1. Consider a relation R(A,B,C,D,E,F,G,H) with the following functional dependencies:
A -> BCD
AD -> E
EFG -> H
F -> GH
(a) Based on these functional dependencies, there is one minimal key for R. What is it?
(b) One of the four functional dependencies can be removed without altering the key. Which one?
2. Consider the following relational schema:
UnivInfo(studID, studName, course, profID, profOffice)
Each tuple in relation UnivInfo encodes the fact that the student with the given ID and name took the given course from the professor with the given ID and office. Assume that students have unique IDs but not necessarily unique names, and professors have unique IDs but not necessarily unique offices. Each student has one name; each professor has one office.

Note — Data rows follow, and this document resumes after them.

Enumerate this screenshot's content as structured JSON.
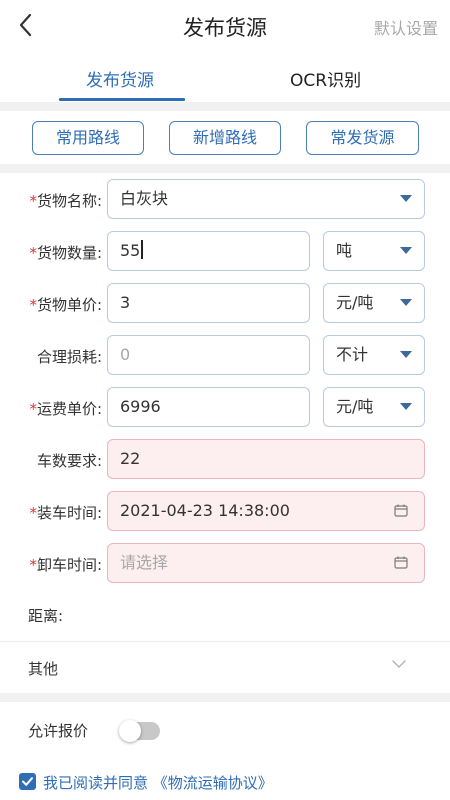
{
  "header": {
    "title": "发布货源",
    "right_action": "默认设置"
  },
  "tabs": [
    {
      "label": "发布货源",
      "active": true
    },
    {
      "label": "OCR识别",
      "active": false
    }
  ],
  "quick_buttons": [
    "常用路线",
    "新增路线",
    "常发货源"
  ],
  "form": {
    "cargo_name": {
      "label": "货物名称:",
      "required": true,
      "value": "白灰块"
    },
    "cargo_qty": {
      "label": "货物数量:",
      "required": true,
      "value": "55",
      "unit": "吨"
    },
    "unit_price": {
      "label": "货物单价:",
      "required": true,
      "value": "3",
      "unit": "元/吨"
    },
    "loss": {
      "label": "合理损耗:",
      "required": false,
      "placeholder": "0",
      "unit": "不计"
    },
    "freight_price": {
      "label": "运费单价:",
      "required": true,
      "value": "6996",
      "unit": "元/吨"
    },
    "truck_count": {
      "label": "车数要求:",
      "required": false,
      "value": "22"
    },
    "load_time": {
      "label": "装车时间:",
      "required": true,
      "value": "2021-04-23 14:38:00"
    },
    "unload_time": {
      "label": "卸车时间:",
      "required": true,
      "placeholder": "请选择"
    },
    "distance": {
      "label": "距离:"
    }
  },
  "other": {
    "label": "其他"
  },
  "allow_quote": {
    "label": "允许报价",
    "enabled": false
  },
  "agreement": {
    "checked": true,
    "prefix": "我已阅读并同意",
    "link": "《物流运输协议》"
  },
  "colors": {
    "accent": "#2f6db5",
    "required": "#d73a3a",
    "field_border": "#b7cbe2",
    "highlight_bg": "#fdeef0"
  },
  "icons": [
    "back-arrow-icon",
    "dropdown-arrow-icon",
    "calendar-icon",
    "chevron-down-icon",
    "checkmark-icon"
  ]
}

(a) Specify a set of completely nontrivial functional dependencies for relation UnivInfo that encodes the assumptions described above and no additional assumptions.
(b) Based on your functional dependencies in part (a), specify all minimal keys for relation UnivInfo.
(c) Is UnivInfo in Boyce-Codd Normal Form (BCNF) according to your answers to (a) and (b)? If not, give a decomposition of UnivInfo into BCNF.
(d) Now add the following two assumptions: (1) No student takes two different courses from the same professor; (2) No course is taught by more than one professor (but a professor may teach more than one course). Specify additional functional dependencies to take these new assumptions into account.
(e) Based on your functional dependencies for parts (a) and (d) together, specify all minimal keys for relation UnivInfo.
(f) Is UnivInfo in BCNF according to your answers to (d) and (e)? If not, give a decomposition of UnivInfo into BCNF.